La réaction du marché est d’ailleurs ambigüe. Appréciation de la livre qui salue fort justement les avancées des négociations. Mais aussi volatilité implicite qui progresse beaucoup ce qui dénote une inquiétude grandissante du marché alors que le temps imparti se réduit.
L’Italie ne bouge pas
L’Italie a confirmé mardi 13 novembre à la Commission Européenne son objectif de déficit et de croissance. Bref, malgré les demandes de la Commission, elle n’a rien changé. C’était largement attendu.
Là non plus, l’histoire n’est pas finie.
Prochaines étapes :
- La Commission européenne devrait confirmer son rejet du budget prévisionnel italien.
- La Commission élabore un rapport évaluant l’opportunité de lancer ou non une procédure de déficit ou dette excessive (Article 126.3).
- La Commission adresse ensuite une notification à l’Italie et informe le Conseil si elle estime qu’il y a bien un déficit excessif ou une dette excessive (Art 126.5 et 126.6)
- Sur proposition de la Commission, le Conseil décide à la majorité qualifiée s’il y a ou non un déficit excessif ou une dette excessive (Art 126.6)
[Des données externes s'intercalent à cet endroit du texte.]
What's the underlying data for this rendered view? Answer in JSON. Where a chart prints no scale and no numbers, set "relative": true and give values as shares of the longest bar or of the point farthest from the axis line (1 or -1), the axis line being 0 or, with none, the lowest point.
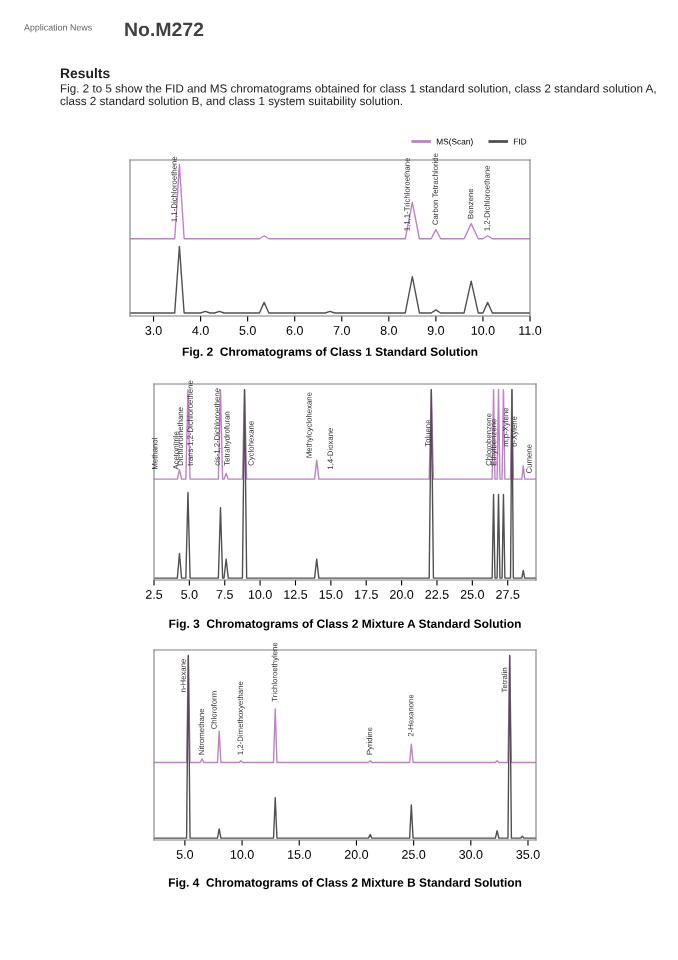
{
  "chart_data": [
    {
      "type": "line",
      "relative": true,
      "title": "Fig. 2  Chromatograms of Class 1 Standard Solution",
      "legend": "top right",
      "xlim": [
        2.5,
        11.0
      ],
      "xticks": [
        {
          "value": 3,
          "label": "3.0"
        },
        {
          "value": 4,
          "label": "4.0"
        },
        {
          "value": 5,
          "label": "5.0"
        },
        {
          "value": 6,
          "label": "6.0"
        },
        {
          "value": 7,
          "label": "7.0"
        },
        {
          "value": 8,
          "label": "8.0"
        },
        {
          "value": 9,
          "label": "9.0"
        },
        {
          "value": 10,
          "label": "10.0"
        },
        {
          "value": 11,
          "label": "11.0"
        }
      ],
      "annotations": [
        "Application News",
        "No.M272",
        "Results",
        "Fig. 2 to 5 show the FID and MS chromatograms obtained for class 1 standard solution, class 2 standard solution A, class 2 standard solution B, and class 1 system suitability solution.",
        {
          "text": "1,1-Dichloroethene",
          "x": 3.45,
          "y": 0.62
        },
        {
          "text": "1,1,1-Trichloroethane",
          "x": 8.4,
          "y": 0.56
        },
        {
          "text": "Carbon Tetrachloride",
          "x": 9.0,
          "y": 0.6
        },
        {
          "text": "Benzene",
          "x": 9.75,
          "y": 0.64
        },
        {
          "text": "1,2-Dichloroethane",
          "x": 10.1,
          "y": 0.56
        }
      ],
      "series": [
        {
          "name": "MS(Scan)",
          "color": "#c080c8",
          "x": [
            2.5,
            3.45,
            3.55,
            3.65,
            5.25,
            5.35,
            5.45,
            8.35,
            8.5,
            8.65,
            8.9,
            9.0,
            9.1,
            9.6,
            9.75,
            9.9,
            10.0,
            10.1,
            10.2,
            11.0
          ],
          "values": [
            0.51,
            0.51,
            1.0,
            0.51,
            0.51,
            0.53,
            0.51,
            0.51,
            0.75,
            0.51,
            0.51,
            0.57,
            0.51,
            0.51,
            0.61,
            0.51,
            0.51,
            0.53,
            0.51,
            0.51
          ]
        },
        {
          "name": "FID",
          "color": "#505050",
          "x": [
            2.5,
            3.45,
            3.55,
            3.65,
            4.0,
            4.1,
            4.2,
            4.3,
            4.4,
            4.5,
            5.25,
            5.35,
            5.45,
            6.65,
            6.75,
            6.85,
            8.35,
            8.5,
            8.65,
            8.9,
            9.0,
            9.1,
            9.6,
            9.75,
            9.9,
            10.0,
            10.1,
            10.2,
            11.0
          ],
          "values": [
            0.02,
            0.02,
            0.46,
            0.02,
            0.02,
            0.03,
            0.02,
            0.02,
            0.03,
            0.02,
            0.02,
            0.09,
            0.02,
            0.02,
            0.03,
            0.02,
            0.02,
            0.26,
            0.02,
            0.02,
            0.04,
            0.02,
            0.02,
            0.23,
            0.02,
            0.02,
            0.09,
            0.02,
            0.02
          ]
        }
      ]
    },
    {
      "type": "line",
      "relative": true,
      "title": "Fig. 3  Chromatograms of Class 2 Mixture A Standard Solution",
      "xlim": [
        2.5,
        29.5
      ],
      "xticks": [
        2.5,
        {
          "value": 5,
          "label": "5.0"
        },
        7.5,
        {
          "value": 10,
          "label": "10.0"
        },
        12.5,
        {
          "value": 15,
          "label": "15.0"
        },
        17.5,
        {
          "value": 20,
          "label": "20.0"
        },
        22.5,
        {
          "value": 25,
          "label": "25.0"
        },
        27.5
      ],
      "annotations": [
        {
          "text": "Methanol",
          "x": 2.6,
          "y": 0.58
        },
        {
          "text": "Acetonitrile",
          "x": 4.1,
          "y": 0.58
        },
        {
          "text": "Dichloromethane",
          "x": 4.4,
          "y": 0.6
        },
        {
          "text": "trans-1,2-Dichloroethene",
          "x": 5.1,
          "y": 0.6
        },
        {
          "text": "cis-1,2-Dichloroethene",
          "x": 7.0,
          "y": 0.6
        },
        {
          "text": "Tetrahydrofuran",
          "x": 7.7,
          "y": 0.6
        },
        {
          "text": "Cyclohexane",
          "x": 9.4,
          "y": 0.6
        },
        {
          "text": "Methylcyclohexane",
          "x": 13.5,
          "y": 0.64
        },
        {
          "text": "1,4-Dioxane",
          "x": 15.0,
          "y": 0.58
        },
        {
          "text": "Toluene",
          "x": 21.9,
          "y": 0.7
        },
        {
          "text": "Chlorobenzene",
          "x": 26.2,
          "y": 0.6
        },
        {
          "text": "Ethylbenzene",
          "x": 26.55,
          "y": 0.6
        },
        {
          "text": "m,p-Xylene",
          "x": 27.4,
          "y": 0.7
        },
        {
          "text": "o-Xylene",
          "x": 28.0,
          "y": 0.7
        },
        {
          "text": "Cumene",
          "x": 29.05,
          "y": 0.56
        }
      ],
      "series": [
        {
          "color": "#c080c8",
          "x": [
            2.5,
            4.15,
            4.3,
            4.45,
            4.75,
            4.9,
            5.05,
            7.05,
            7.2,
            7.35,
            7.45,
            7.6,
            7.75,
            8.75,
            8.9,
            9.05,
            13.85,
            14.0,
            14.15,
            21.95,
            22.1,
            22.25,
            26.4,
            26.5,
            26.6,
            26.75,
            26.85,
            26.95,
            27.1,
            27.2,
            27.3,
            27.7,
            27.8,
            27.9,
            28.5,
            28.6,
            28.7,
            29.5
          ],
          "values": [
            0.53,
            0.53,
            0.58,
            0.53,
            0.53,
            1.0,
            0.53,
            0.53,
            1.0,
            0.53,
            0.53,
            0.56,
            0.53,
            0.53,
            1.0,
            0.53,
            0.53,
            0.63,
            0.53,
            0.53,
            1.0,
            0.53,
            0.53,
            1.0,
            0.53,
            0.53,
            1.0,
            0.53,
            0.53,
            1.0,
            0.53,
            0.53,
            1.0,
            0.53,
            0.53,
            0.6,
            0.53,
            0.53
          ]
        },
        {
          "color": "#505050",
          "x": [
            2.5,
            4.15,
            4.3,
            4.45,
            4.75,
            4.9,
            5.05,
            7.05,
            7.2,
            7.35,
            7.45,
            7.6,
            7.75,
            8.75,
            8.9,
            9.05,
            13.85,
            14.0,
            14.15,
            21.95,
            22.1,
            22.25,
            26.4,
            26.5,
            26.6,
            26.75,
            26.85,
            26.95,
            27.1,
            27.2,
            27.3,
            27.7,
            27.8,
            27.9,
            28.5,
            28.6,
            28.7,
            29.5
          ],
          "values": [
            0.01,
            0.01,
            0.14,
            0.01,
            0.01,
            0.46,
            0.01,
            0.01,
            0.38,
            0.01,
            0.01,
            0.11,
            0.01,
            0.01,
            1.0,
            0.01,
            0.01,
            0.11,
            0.01,
            0.01,
            1.0,
            0.01,
            0.01,
            0.45,
            0.01,
            0.01,
            0.45,
            0.01,
            0.01,
            0.45,
            0.01,
            0.01,
            1.0,
            0.01,
            0.01,
            0.05,
            0.01,
            0.01
          ]
        }
      ]
    },
    {
      "type": "line",
      "relative": true,
      "title": "Fig. 4  Chromatograms of Class 2 Mixture B Standard Solution",
      "xlim": [
        2.3,
        35.7
      ],
      "xticks": [
        {
          "value": 5,
          "label": "5.0"
        },
        {
          "value": 10,
          "label": "10.0"
        },
        {
          "value": 15,
          "label": "15.0"
        },
        {
          "value": 20,
          "label": "20.0"
        },
        {
          "value": 25,
          "label": "25.0"
        },
        {
          "value": 30,
          "label": "30.0"
        },
        {
          "value": 35,
          "label": "35.0"
        }
      ],
      "annotations": [
        {
          "text": "n-Hexane",
          "x": 4.9,
          "y": 0.8
        },
        {
          "text": "Nitromethane",
          "x": 6.5,
          "y": 0.46
        },
        {
          "text": "Chloroform",
          "x": 7.6,
          "y": 0.6
        },
        {
          "text": "1,2-Dimethoxyethane",
          "x": 9.9,
          "y": 0.46
        },
        {
          "text": "Trichloroethylene",
          "x": 12.9,
          "y": 0.75
        },
        {
          "text": "Pyridine",
          "x": 21.2,
          "y": 0.46
        },
        {
          "text": "2-Hexanone",
          "x": 24.8,
          "y": 0.56
        },
        {
          "text": "Tetralin",
          "x": 33.0,
          "y": 0.8
        }
      ],
      "series": [
        {
          "color": "#c080c8",
          "x": [
            2.3,
            5.15,
            5.3,
            5.45,
            6.35,
            6.5,
            6.65,
            7.85,
            8.0,
            8.15,
            9.75,
            9.9,
            10.05,
            12.75,
            12.9,
            13.05,
            21.05,
            21.2,
            21.35,
            24.65,
            24.8,
            24.95,
            32.15,
            32.3,
            32.45,
            33.25,
            33.4,
            33.55,
            34.35,
            34.5,
            34.65,
            35.7
          ],
          "values": [
            0.42,
            0.42,
            1.0,
            0.42,
            0.42,
            0.44,
            0.42,
            0.42,
            0.59,
            0.42,
            0.42,
            0.43,
            0.42,
            0.42,
            0.71,
            0.42,
            0.42,
            0.43,
            0.42,
            0.42,
            0.52,
            0.42,
            0.42,
            0.43,
            0.42,
            0.42,
            1.0,
            0.42,
            0.42,
            0.42,
            0.42,
            0.42
          ]
        },
        {
          "color": "#505050",
          "x": [
            2.3,
            5.15,
            5.3,
            5.45,
            6.35,
            6.5,
            6.65,
            7.85,
            8.0,
            8.15,
            9.75,
            9.9,
            10.05,
            12.75,
            12.9,
            13.05,
            21.05,
            21.2,
            21.35,
            24.65,
            24.8,
            24.95,
            32.15,
            32.3,
            32.45,
            33.25,
            33.4,
            33.55,
            34.35,
            34.5,
            34.65,
            35.7
          ],
          "values": [
            0.01,
            0.01,
            1.0,
            0.01,
            0.01,
            0.01,
            0.01,
            0.01,
            0.06,
            0.01,
            0.01,
            0.01,
            0.01,
            0.01,
            0.23,
            0.01,
            0.01,
            0.03,
            0.01,
            0.01,
            0.19,
            0.01,
            0.01,
            0.05,
            0.01,
            0.01,
            1.0,
            0.01,
            0.01,
            0.02,
            0.01,
            0.01
          ]
        }
      ]
    }
  ]
}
- Le Conseil impose alors un délai de trois à six mois pour prendre des mesures correctives (Art 126.7)
Ce processus, avant donc même d’évoquer le sujet de possibles sanctions, nous portera largement après les Elections Européennes.
Bref : beaucoup de bruit politique, et à part le début de la procédure, aucune décision concrète à attendre. Les taux italiens se sont installés depuis début octobre dans une fourchette large centrée autour de 300 points de base. C’est notre attente à 3 mois.
Bras de fer Amérique/Europe sur l’Iran
Le Trésor américain a annoncé hier que la Banque Centrale iranienne n’avait plus accès à SWIFT.
La « Society for Worldwide Interbank Financial Telecommunication (SWIFT) » est un réseau financier basé en Belgique qui permet aux institutions financières de plus de 200 pays d’exécuter des opérations transfrontalières. SWIFT avait déjà annoncé la semaine dernière avoir coupé l’accès à certaines banques iraniennes.
En théorie, les Etats-Unis ne peuvent pas forcer directement SWIFT à prendre de telles mesures. L’Union Européenne, qui souhaitait sauver au moins une partie de l’accord nucléaire de 2015 était d’ailleurs contre ces mesures.
Bref, les pressions américaines ont donc prévalu et même si SWIFT s’expose maintenant à des sanctions européennes, le message est clair : c’est Washington et non Bruxelles qui décide en la matière. Le système européen alternatif à SWIFT, souhaité par les autorités Européennes, ne sera pas disponible avant plusieurs mois.
Un signe avant-coureur de plus de progression de l’inflation
L’enquête NFIB sur les petites entreprises américaines reste très élevée. La différence importante ce mois-ci est que la proportion des entreprises qui pensent augmenter leurs prix de vente sur les 3 mois prochains, est maintenant de 28%. C’est le chiffre le plus élevé depuis la crise et l’accélération récente est très marquée.
Un signe de plus que les risques sur l’inflation sont à la hausse.